安阳的头磕在地上,坚毅执拗地跪着,大殿之上皇帝的目光定定地落在她身上,黏着,意味不明。
半晌,皇帝雍容的笑声从上首传来,略微有些思沉,“柳家啊,子轩那孩子是个不错的,只可惜门第有些低啊……”
“父皇曾答应臣女,婚事由臣女自个儿做主。如今臣女别无所求,只求下嫁柳子轩!”安阳并不抬头,话里有着不变的决意。
皇帝却略略沉吟,而后沉沉地笑了起来说道:“朕金口玉言,下的旨意自然不会更改。公主且退下,容朕略微思量。”
大殿之上又是一阵沉寂,只留下磕头的响声。
“咚!咚!咚!”沉稳而有力。
安阳规规矩矩地给武德帝磕了头,这才缓缓起身来,垂首敛眸,道一声:“谢父皇!”而后才慢慢退了出去。
乌云由南边渐来,慢慢笼罩了整个明瓦朱漆的皇宫。雨点打落下来,冷风卷着,有些凉意。安阳沿着廊下而行,跟随而来的宫女小心翼翼地跟在她身后,尽管有廊檐遮着,宫女还是撑开了画着粉牡丹的油纸伞,仔细地撑在外面,生怕雨水刮进来溅湿了她的裙子。安阳却走得不快也不慢,每一步踏在地上都显得沉重。她的眼望着慈仁宫的方向,她已经做好了接下来会面对母后怒气的准备。
而此时,望着慈仁宫方向的并非她一人。
明承殿上,红木雕龙的朱窗被一双手向外推开,男子暗沉的眼望着中宫的方向,冷风带着雨点打进来,卷起了明黄金丝锦缎的袖袍一角。
出乎安阳的意料,她回到东崇阁里不发一言,只敞着门,坐在屋里等。

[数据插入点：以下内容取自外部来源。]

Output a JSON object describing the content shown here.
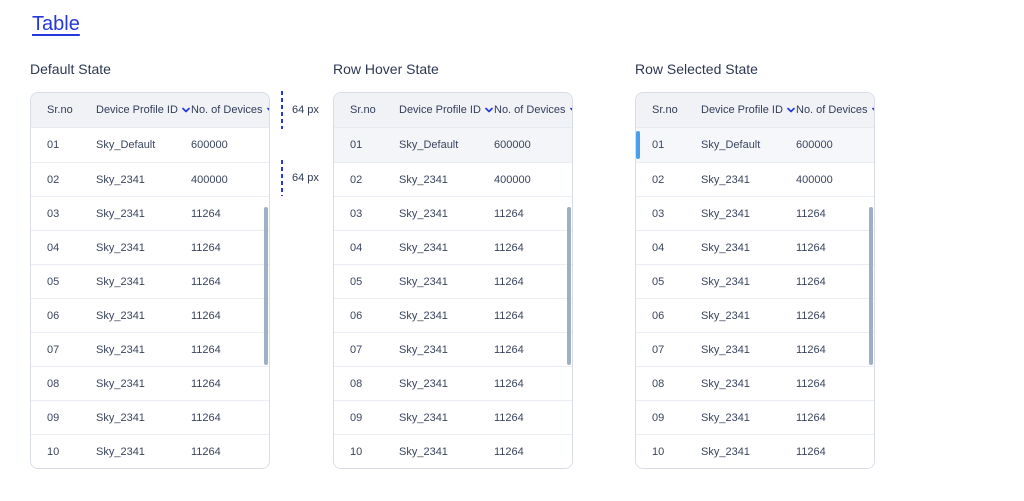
{
  "page": {
    "title": "Table"
  },
  "columns": [
    "Sr.no",
    "Device Profile ID",
    "No. of Devices"
  ],
  "sections": [
    {
      "label": "Default State",
      "state": "default"
    },
    {
      "label": "Row Hover State",
      "state": "hover"
    },
    {
      "label": "Row Selected State",
      "state": "selected"
    }
  ],
  "rows": [
    {
      "sr": "01",
      "profile": "Sky_Default",
      "devices": "600000"
    },
    {
      "sr": "02",
      "profile": "Sky_2341",
      "devices": "400000"
    },
    {
      "sr": "03",
      "profile": "Sky_2341",
      "devices": "11264"
    },
    {
      "sr": "04",
      "profile": "Sky_2341",
      "devices": "11264"
    },
    {
      "sr": "05",
      "profile": "Sky_2341",
      "devices": "11264"
    },
    {
      "sr": "06",
      "profile": "Sky_2341",
      "devices": "11264"
    },
    {
      "sr": "07",
      "profile": "Sky_2341",
      "devices": "11264"
    },
    {
      "sr": "08",
      "profile": "Sky_2341",
      "devices": "11264"
    },
    {
      "sr": "09",
      "profile": "Sky_2341",
      "devices": "11264"
    },
    {
      "sr": "10",
      "profile": "Sky_2341",
      "devices": "11264"
    }
  ],
  "annotations": {
    "header_height": "64 px",
    "row_height": "64 px"
  },
  "colors": {
    "accent": "#2538dd",
    "selected_bar": "#4aa0e8",
    "scrollbar": "#95a7c0",
    "header_bg": "#f0f2f6",
    "hover_bg": "#f3f5f8",
    "selected_bg": "#f5f7fa"
  }
}
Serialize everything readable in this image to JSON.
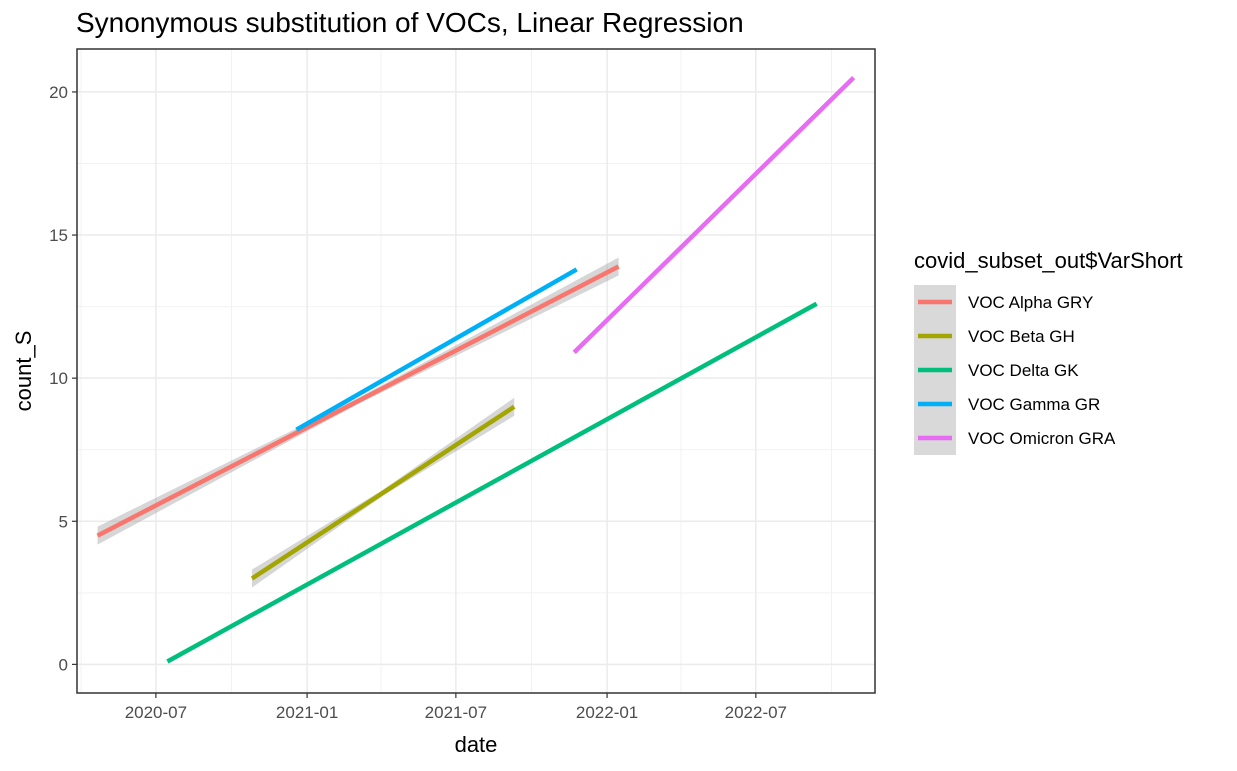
{
  "chart_data": {
    "type": "line",
    "title": "Synonymous substitution of VOCs, Linear Regression",
    "xlabel": "date",
    "ylabel": "count_S",
    "x_ticks": [
      "2020-07",
      "2021-01",
      "2021-07",
      "2022-01",
      "2022-07"
    ],
    "y_ticks": [
      0,
      5,
      10,
      15,
      20
    ],
    "xlim": [
      "2020-03-27",
      "2022-11-23"
    ],
    "ylim": [
      -1.0,
      21.5
    ],
    "grid": true,
    "legend": {
      "title": "covid_subset_out$VarShort",
      "position": "right"
    },
    "series": [
      {
        "name": "VOC Alpha GRY",
        "color": "#F8766D",
        "confidence_band": true,
        "points": [
          {
            "x": "2020-04-21",
            "y": 4.5
          },
          {
            "x": "2022-01-15",
            "y": 13.9
          }
        ]
      },
      {
        "name": "VOC Beta GH",
        "color": "#A3A500",
        "confidence_band": true,
        "points": [
          {
            "x": "2020-10-26",
            "y": 3.0
          },
          {
            "x": "2021-09-10",
            "y": 9.0
          }
        ]
      },
      {
        "name": "VOC Delta GK",
        "color": "#00BF7D",
        "confidence_band": false,
        "points": [
          {
            "x": "2020-07-15",
            "y": 0.1
          },
          {
            "x": "2022-09-13",
            "y": 12.6
          }
        ]
      },
      {
        "name": "VOC Gamma GR",
        "color": "#00B0F6",
        "confidence_band": false,
        "points": [
          {
            "x": "2020-12-19",
            "y": 8.2
          },
          {
            "x": "2021-11-25",
            "y": 13.8
          }
        ]
      },
      {
        "name": "VOC Omicron GRA",
        "color": "#E76BF3",
        "confidence_band": false,
        "points": [
          {
            "x": "2021-11-22",
            "y": 10.9
          },
          {
            "x": "2022-10-28",
            "y": 20.5
          }
        ]
      }
    ]
  }
}
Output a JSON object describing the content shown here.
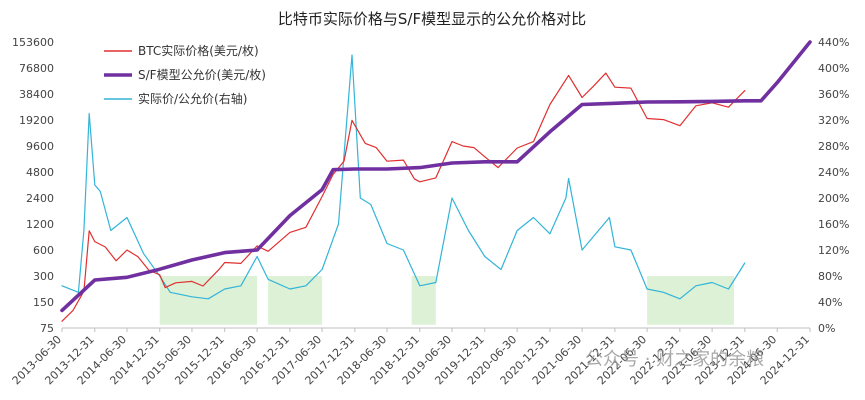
{
  "chart_data": {
    "type": "line",
    "title": "比特币实际价格与S/F模型显示的公允价格对比",
    "x_axis": {
      "type": "date",
      "range": [
        "2013-06-30",
        "2024-12-31"
      ],
      "tick_labels": [
        "2013-06-30",
        "2013-12-31",
        "2014-06-30",
        "2014-12-31",
        "2015-06-30",
        "2015-12-31",
        "2016-06-30",
        "2016-12-31",
        "2017-06-30",
        "2017-12-31",
        "2018-06-30",
        "2018-12-31",
        "2019-06-30",
        "2019-12-31",
        "2020-06-30",
        "2020-12-31",
        "2021-06-30",
        "2021-12-31",
        "2022-06-30",
        "2022-12-31",
        "2023-06-30",
        "2023-12-31",
        "2024-06-30",
        "2024-12-31"
      ]
    },
    "y_left": {
      "scale": "log2",
      "ylim": [
        75,
        153600
      ],
      "tick_labels": [
        "153600",
        "76800",
        "38400",
        "19200",
        "9600",
        "4800",
        "2400",
        "1200",
        "600",
        "300",
        "150",
        "75"
      ]
    },
    "y_right": {
      "scale": "linear",
      "ylim": [
        0,
        440
      ],
      "unit": "%",
      "tick_labels": [
        "440%",
        "400%",
        "360%",
        "320%",
        "280%",
        "240%",
        "200%",
        "160%",
        "120%",
        "80%",
        "40%",
        "0%"
      ]
    },
    "series": [
      {
        "name": "BTC实际价格(美元/枚)",
        "color": "#e03030",
        "axis": "left",
        "points": [
          [
            "2013-06-30",
            90
          ],
          [
            "2013-08-31",
            120
          ],
          [
            "2013-10-31",
            200
          ],
          [
            "2013-11-30",
            1000
          ],
          [
            "2013-12-31",
            750
          ],
          [
            "2014-02-28",
            650
          ],
          [
            "2014-04-30",
            450
          ],
          [
            "2014-06-30",
            600
          ],
          [
            "2014-08-31",
            500
          ],
          [
            "2014-10-31",
            350
          ],
          [
            "2014-12-31",
            310
          ],
          [
            "2015-01-31",
            220
          ],
          [
            "2015-03-31",
            250
          ],
          [
            "2015-06-30",
            260
          ],
          [
            "2015-08-31",
            230
          ],
          [
            "2015-11-30",
            360
          ],
          [
            "2015-12-31",
            430
          ],
          [
            "2016-03-31",
            420
          ],
          [
            "2016-06-30",
            670
          ],
          [
            "2016-08-31",
            580
          ],
          [
            "2016-12-31",
            960
          ],
          [
            "2017-03-31",
            1100
          ],
          [
            "2017-06-30",
            2500
          ],
          [
            "2017-08-31",
            4500
          ],
          [
            "2017-10-31",
            6400
          ],
          [
            "2017-12-15",
            19000
          ],
          [
            "2018-02-28",
            10300
          ],
          [
            "2018-04-30",
            9200
          ],
          [
            "2018-06-30",
            6400
          ],
          [
            "2018-09-30",
            6600
          ],
          [
            "2018-11-30",
            4000
          ],
          [
            "2018-12-31",
            3700
          ],
          [
            "2019-03-31",
            4100
          ],
          [
            "2019-06-30",
            10800
          ],
          [
            "2019-08-31",
            9600
          ],
          [
            "2019-10-31",
            9200
          ],
          [
            "2019-12-31",
            7200
          ],
          [
            "2020-03-15",
            5400
          ],
          [
            "2020-06-30",
            9100
          ],
          [
            "2020-09-30",
            10800
          ],
          [
            "2020-12-31",
            29000
          ],
          [
            "2021-04-15",
            63000
          ],
          [
            "2021-06-30",
            35000
          ],
          [
            "2021-08-31",
            47000
          ],
          [
            "2021-11-10",
            67000
          ],
          [
            "2021-12-31",
            46000
          ],
          [
            "2022-03-31",
            45000
          ],
          [
            "2022-06-30",
            20000
          ],
          [
            "2022-09-30",
            19400
          ],
          [
            "2022-12-31",
            16500
          ],
          [
            "2023-03-31",
            28000
          ],
          [
            "2023-06-30",
            30400
          ],
          [
            "2023-09-30",
            27000
          ],
          [
            "2023-12-31",
            42000
          ]
        ]
      },
      {
        "name": "S/F模型公允价(美元/枚)",
        "color": "#7030a0",
        "axis": "left",
        "points": [
          [
            "2013-06-30",
            120
          ],
          [
            "2013-12-31",
            270
          ],
          [
            "2014-06-30",
            290
          ],
          [
            "2014-12-31",
            360
          ],
          [
            "2015-06-30",
            460
          ],
          [
            "2015-12-31",
            560
          ],
          [
            "2016-06-30",
            600
          ],
          [
            "2016-12-31",
            1500
          ],
          [
            "2017-06-30",
            3000
          ],
          [
            "2017-08-31",
            5100
          ],
          [
            "2017-12-31",
            5200
          ],
          [
            "2018-06-30",
            5200
          ],
          [
            "2018-12-31",
            5400
          ],
          [
            "2019-06-30",
            6100
          ],
          [
            "2019-12-31",
            6300
          ],
          [
            "2020-06-30",
            6300
          ],
          [
            "2020-12-31",
            14000
          ],
          [
            "2021-06-30",
            29000
          ],
          [
            "2021-12-31",
            30000
          ],
          [
            "2022-06-30",
            31000
          ],
          [
            "2022-12-31",
            31200
          ],
          [
            "2023-06-30",
            31500
          ],
          [
            "2023-12-31",
            32000
          ],
          [
            "2024-03-31",
            32000
          ],
          [
            "2024-06-30",
            52000
          ],
          [
            "2024-12-31",
            153600
          ]
        ]
      },
      {
        "name": "实际价/公允价(右轴)",
        "color": "#33b4d8",
        "axis": "right",
        "points": [
          [
            "2013-06-30",
            65
          ],
          [
            "2013-09-30",
            55
          ],
          [
            "2013-10-31",
            150
          ],
          [
            "2013-11-30",
            330
          ],
          [
            "2013-12-31",
            220
          ],
          [
            "2014-01-31",
            210
          ],
          [
            "2014-03-31",
            150
          ],
          [
            "2014-06-30",
            170
          ],
          [
            "2014-09-30",
            115
          ],
          [
            "2014-12-31",
            80
          ],
          [
            "2015-02-28",
            55
          ],
          [
            "2015-06-30",
            48
          ],
          [
            "2015-09-30",
            45
          ],
          [
            "2015-12-31",
            60
          ],
          [
            "2016-03-31",
            65
          ],
          [
            "2016-06-30",
            110
          ],
          [
            "2016-08-31",
            75
          ],
          [
            "2016-12-31",
            60
          ],
          [
            "2017-03-31",
            65
          ],
          [
            "2017-06-30",
            90
          ],
          [
            "2017-09-30",
            160
          ],
          [
            "2017-12-15",
            420
          ],
          [
            "2018-01-31",
            200
          ],
          [
            "2018-03-31",
            190
          ],
          [
            "2018-06-30",
            130
          ],
          [
            "2018-09-30",
            120
          ],
          [
            "2018-12-31",
            65
          ],
          [
            "2019-03-31",
            70
          ],
          [
            "2019-06-30",
            200
          ],
          [
            "2019-09-30",
            150
          ],
          [
            "2019-12-31",
            110
          ],
          [
            "2020-03-31",
            90
          ],
          [
            "2020-06-30",
            150
          ],
          [
            "2020-09-30",
            170
          ],
          [
            "2020-12-31",
            145
          ],
          [
            "2021-03-31",
            200
          ],
          [
            "2021-04-15",
            230
          ],
          [
            "2021-06-30",
            120
          ],
          [
            "2021-09-30",
            150
          ],
          [
            "2021-11-30",
            170
          ],
          [
            "2021-12-31",
            125
          ],
          [
            "2022-03-31",
            120
          ],
          [
            "2022-06-30",
            60
          ],
          [
            "2022-09-30",
            55
          ],
          [
            "2022-12-31",
            45
          ],
          [
            "2023-03-31",
            65
          ],
          [
            "2023-06-30",
            70
          ],
          [
            "2023-09-30",
            60
          ],
          [
            "2023-12-31",
            100
          ]
        ]
      }
    ],
    "shaded_regions": [
      [
        "2014-12-31",
        "2016-06-30"
      ],
      [
        "2016-08-31",
        "2017-06-30"
      ],
      [
        "2018-11-15",
        "2019-03-31"
      ],
      [
        "2022-06-30",
        "2023-10-31"
      ]
    ],
    "legend": {
      "placement": "top-left",
      "entries": [
        "BTC实际价格(美元/枚)",
        "S/F模型公允价(美元/枚)",
        "实际价/公允价(右轴)"
      ]
    },
    "grid": false
  },
  "watermark": "公众号 · 财之家的余粮"
}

只是等到宫中的灯慢慢亮起来,在瓢泼雨雾里慢慢透出雾蒙蒙的光亮,母后的贴身宫女云姑仍未出现在东崇阁的院子里。
此时慈仁殿上,云姑亲自执了烛火掌起了宫灯,檀木绢纱金流丝祥凤彩绘的宫灯一盏盏挂在大殿之上,映出女子明黄云凤的衣袍,发间步摇安静地垂着,女子微微垂着眼,看上去就像睡着了一般。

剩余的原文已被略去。